The trouble starts when the loop's drive voltage contains energy in bands the magnetics can't reject, or when the loop has a path that bypasses the magnetics. Mains-frequency hum from a ground loop is below the choke's useful impedance, so it shows up as a slow CM offset; the transformer's galvanic isolation keeps it from doing harm at the signal level, but it can still cause problems for audio or video equipment sharing the same chassis. Fast transients from the loop — switching noise from a nearby VFD, ESD events, lightning surges — contain energy well above the transformer's parasitic-capacitance corner, and those couple across the isolation barrier and show up on the PHY side. And if you've bonded the cable shield to chassis at both ends, you've created a deliberate low-impedance path for the loop current that runs in parallel with the magnetics rather than through them; the shield carries the CM current happily and radiates it into the pair through any imbalance in the cable construction.

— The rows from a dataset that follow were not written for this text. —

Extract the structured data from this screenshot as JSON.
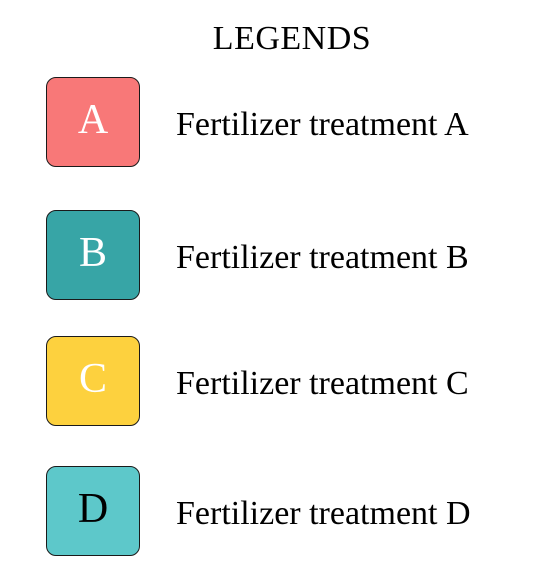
{
  "legend": {
    "title": "LEGENDS",
    "items": [
      {
        "letter": "A",
        "label": "Fertilizer treatment A",
        "color": "#f87878",
        "text_color": "#ffffff"
      },
      {
        "letter": "B",
        "label": "Fertilizer treatment B",
        "color": "#37a5a6",
        "text_color": "#ffffff"
      },
      {
        "letter": "C",
        "label": "Fertilizer treatment C",
        "color": "#fdd13e",
        "text_color": "#ffffff"
      },
      {
        "letter": "D",
        "label": "Fertilizer treatment D",
        "color": "#5dc8ca",
        "text_color": "#000000"
      }
    ]
  }
}
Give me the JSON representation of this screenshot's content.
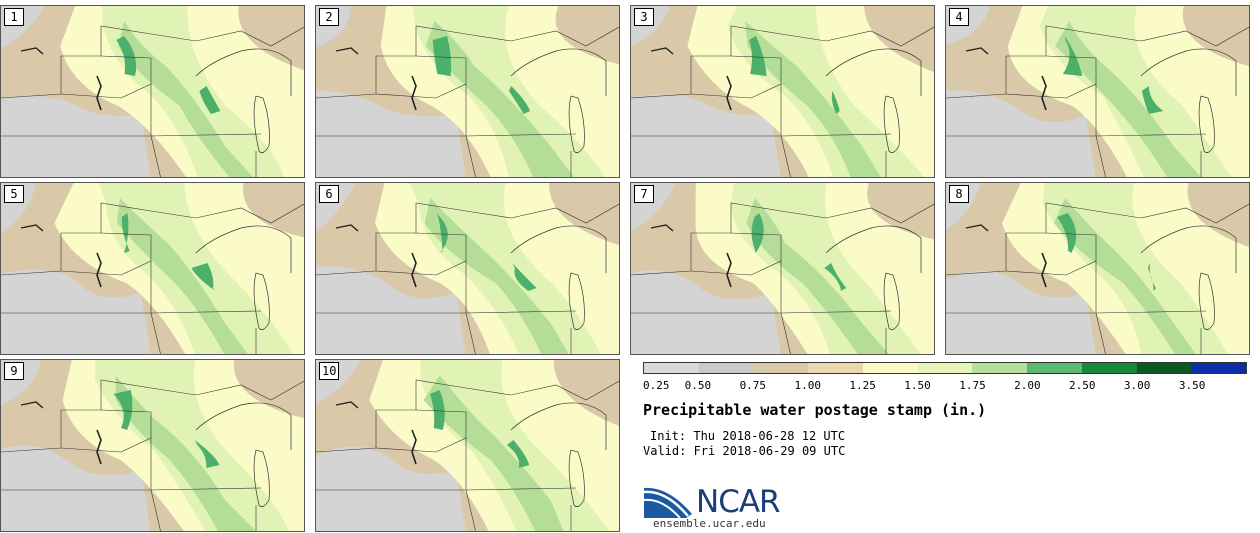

This is why the standard mitigations all attack the loop rather than the noise. Bonding the shield at only one end breaks the conductive path so no DC or low-frequency loop current can flow. Fiber between buildings or between equipment at very different ground potentials eliminates the copper path entirely. Isolation transformers on power feeds, common-bonded ground bars in a rack, and star grounding all aim to reduce the potential difference that drives the loop in the first place. The Bob Smith termination doesn't break the loop — it terminates the CM path in its characteristic impedance so any residual CM current sees a matched load rather than reflecting and ringing. And the PHY's own CMRR, plus careful pair balance on the PCB, ensures that whatever CM current does flow doesn't get converted into differential noise that the receiver would mistake for signal.
The clean way to think about it: common-mode noise is what you measure, a ground loop is one mechanism that produces it, and the Ethernet magnetics are designed on the assumption that ground loops exist and must be tolerated. They handle the slow, low-energy case by galvanic isolation and the fast, moderate-energy case by choke impedance and pair balance. They stop being adequate exactly when the loop's drive voltage contains energy outside the magnetics' working band, or when something in the system gives the loop current a path that doesn't go through the magnetics.